The Client Assets Sourcebook (CASS) is the FCA Handbook sourcebook that safeguards money and assets a regulated firm holds on behalf of its clients. CASS is one of the FCA’s highest supervisory priorities because failures can leave clients unable to recover their money when a firm collapses, as the complex client money returns following major firm failures have demonstrated. The two central regimes are CASS 6, covering safe custody assets, and CASS 7, covering client money.
Segregation, reconciliation and the statutory trust
Under CASS 7, client money must be segregated from the firm’s own funds and held in designated client bank accounts with approved banks. The money is held on a statutory trust for the clients, so it falls outside the firm’s estate on insolvency and is distributed under the client money distribution rules in CASS 7A. Firms must reconcile their records frequently, performing internal client money reconciliations (commonly daily) and external reconciliations against bank statements, and correct any shortfall or excess promptly. CASS 6 imposes equivalent protections for custody assets, including the use of properly documented custodians and regular safe custody reconciliations.
Governance and oversight
CASS-relevant firms are categorised as large, medium or small according to the value of client money and assets held.
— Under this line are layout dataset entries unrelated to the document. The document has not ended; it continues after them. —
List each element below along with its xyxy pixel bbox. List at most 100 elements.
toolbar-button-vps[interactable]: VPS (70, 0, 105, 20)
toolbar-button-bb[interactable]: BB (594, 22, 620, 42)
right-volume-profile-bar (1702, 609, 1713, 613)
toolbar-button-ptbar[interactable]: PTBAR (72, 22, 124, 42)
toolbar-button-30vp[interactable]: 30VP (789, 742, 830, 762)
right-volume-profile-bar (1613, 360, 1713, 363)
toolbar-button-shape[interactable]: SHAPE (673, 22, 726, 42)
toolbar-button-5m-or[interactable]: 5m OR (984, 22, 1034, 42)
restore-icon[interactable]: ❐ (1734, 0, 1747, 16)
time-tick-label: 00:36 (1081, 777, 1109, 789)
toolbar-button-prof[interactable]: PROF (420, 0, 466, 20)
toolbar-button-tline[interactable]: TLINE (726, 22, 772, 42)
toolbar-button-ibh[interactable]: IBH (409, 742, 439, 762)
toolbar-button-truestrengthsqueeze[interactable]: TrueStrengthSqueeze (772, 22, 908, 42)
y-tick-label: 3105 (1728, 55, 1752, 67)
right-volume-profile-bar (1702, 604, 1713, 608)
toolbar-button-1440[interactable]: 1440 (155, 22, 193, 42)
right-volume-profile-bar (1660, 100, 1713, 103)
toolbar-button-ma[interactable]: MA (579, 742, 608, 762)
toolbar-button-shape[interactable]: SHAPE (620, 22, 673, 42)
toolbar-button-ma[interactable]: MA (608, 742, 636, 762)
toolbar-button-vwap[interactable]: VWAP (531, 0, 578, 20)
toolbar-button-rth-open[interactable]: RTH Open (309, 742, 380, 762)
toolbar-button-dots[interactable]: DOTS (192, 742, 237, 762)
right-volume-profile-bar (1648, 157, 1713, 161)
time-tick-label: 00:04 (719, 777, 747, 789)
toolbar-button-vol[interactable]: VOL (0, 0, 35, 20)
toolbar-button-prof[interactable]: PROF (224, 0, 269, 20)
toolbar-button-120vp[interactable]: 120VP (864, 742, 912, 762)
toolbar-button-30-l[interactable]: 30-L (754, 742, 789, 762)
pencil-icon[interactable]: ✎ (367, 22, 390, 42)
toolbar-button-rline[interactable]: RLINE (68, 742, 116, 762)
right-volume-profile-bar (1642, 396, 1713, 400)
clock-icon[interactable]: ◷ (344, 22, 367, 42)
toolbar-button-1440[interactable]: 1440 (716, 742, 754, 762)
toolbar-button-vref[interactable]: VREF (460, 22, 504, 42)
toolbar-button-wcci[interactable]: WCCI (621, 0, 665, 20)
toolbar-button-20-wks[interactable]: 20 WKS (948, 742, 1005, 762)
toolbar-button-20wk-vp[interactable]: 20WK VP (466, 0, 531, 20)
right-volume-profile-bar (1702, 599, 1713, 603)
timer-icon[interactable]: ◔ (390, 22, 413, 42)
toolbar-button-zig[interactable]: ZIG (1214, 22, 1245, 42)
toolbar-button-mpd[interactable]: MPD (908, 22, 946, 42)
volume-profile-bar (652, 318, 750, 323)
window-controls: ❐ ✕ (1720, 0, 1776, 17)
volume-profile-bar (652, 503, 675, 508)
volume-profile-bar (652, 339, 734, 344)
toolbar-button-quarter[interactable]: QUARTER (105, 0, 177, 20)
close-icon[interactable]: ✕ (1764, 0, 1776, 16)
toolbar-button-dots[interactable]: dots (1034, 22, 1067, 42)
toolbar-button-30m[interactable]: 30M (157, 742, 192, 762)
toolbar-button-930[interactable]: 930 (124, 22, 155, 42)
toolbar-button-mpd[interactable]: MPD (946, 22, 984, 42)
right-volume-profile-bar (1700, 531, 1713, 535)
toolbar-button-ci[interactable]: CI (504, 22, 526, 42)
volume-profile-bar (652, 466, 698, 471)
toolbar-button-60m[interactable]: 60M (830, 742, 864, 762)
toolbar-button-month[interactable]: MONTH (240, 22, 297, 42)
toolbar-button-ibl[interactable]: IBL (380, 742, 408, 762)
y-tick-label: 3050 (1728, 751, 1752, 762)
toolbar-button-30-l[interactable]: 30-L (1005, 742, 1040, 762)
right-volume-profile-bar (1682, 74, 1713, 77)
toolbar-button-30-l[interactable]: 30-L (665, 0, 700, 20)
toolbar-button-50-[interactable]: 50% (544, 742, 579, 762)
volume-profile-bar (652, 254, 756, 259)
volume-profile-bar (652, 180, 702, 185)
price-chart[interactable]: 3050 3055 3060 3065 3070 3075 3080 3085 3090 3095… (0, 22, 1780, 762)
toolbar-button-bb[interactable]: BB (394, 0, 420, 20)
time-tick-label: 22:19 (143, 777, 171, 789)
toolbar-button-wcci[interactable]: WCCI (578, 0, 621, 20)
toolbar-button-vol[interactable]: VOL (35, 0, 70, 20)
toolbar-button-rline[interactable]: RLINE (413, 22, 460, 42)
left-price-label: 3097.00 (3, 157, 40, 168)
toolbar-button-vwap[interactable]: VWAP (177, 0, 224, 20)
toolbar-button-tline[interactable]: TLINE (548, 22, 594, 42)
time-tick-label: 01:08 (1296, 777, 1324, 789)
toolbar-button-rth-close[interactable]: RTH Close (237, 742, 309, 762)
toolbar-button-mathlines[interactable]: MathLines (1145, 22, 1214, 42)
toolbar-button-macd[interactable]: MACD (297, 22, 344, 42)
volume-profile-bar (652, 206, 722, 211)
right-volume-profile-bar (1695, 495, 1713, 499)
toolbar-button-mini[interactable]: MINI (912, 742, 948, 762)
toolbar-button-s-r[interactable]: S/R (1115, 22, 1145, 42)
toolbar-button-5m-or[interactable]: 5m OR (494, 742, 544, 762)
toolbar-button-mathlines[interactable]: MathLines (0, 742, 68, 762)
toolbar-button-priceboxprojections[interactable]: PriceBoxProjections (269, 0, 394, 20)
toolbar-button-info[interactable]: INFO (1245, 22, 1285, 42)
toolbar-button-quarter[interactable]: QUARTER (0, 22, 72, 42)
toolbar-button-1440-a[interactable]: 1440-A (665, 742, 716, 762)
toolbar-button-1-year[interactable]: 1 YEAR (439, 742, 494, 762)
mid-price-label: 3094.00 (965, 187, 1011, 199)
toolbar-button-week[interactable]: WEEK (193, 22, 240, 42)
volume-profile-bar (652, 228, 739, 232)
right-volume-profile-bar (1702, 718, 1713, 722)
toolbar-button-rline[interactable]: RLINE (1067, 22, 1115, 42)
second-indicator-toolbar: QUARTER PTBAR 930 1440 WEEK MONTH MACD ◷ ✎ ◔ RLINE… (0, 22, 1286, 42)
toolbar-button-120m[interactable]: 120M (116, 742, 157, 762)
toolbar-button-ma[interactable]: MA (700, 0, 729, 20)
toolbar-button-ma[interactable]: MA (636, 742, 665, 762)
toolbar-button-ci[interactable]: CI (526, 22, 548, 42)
Larger firms must allocate the CASS oversight function (SMF18 under SM&CR for enhanced firms) to a named individual responsible for CASS compliance and reporting, and typically commission an annual CASS assurance audit reported to the FCA.
Who it applies to
Any firm that holds or controls client money or safe custody assets, including investment managers, brokers, platforms and some insurance intermediaries, must comply with the CASS rules relevant to its permissions and the scale of assets it holds.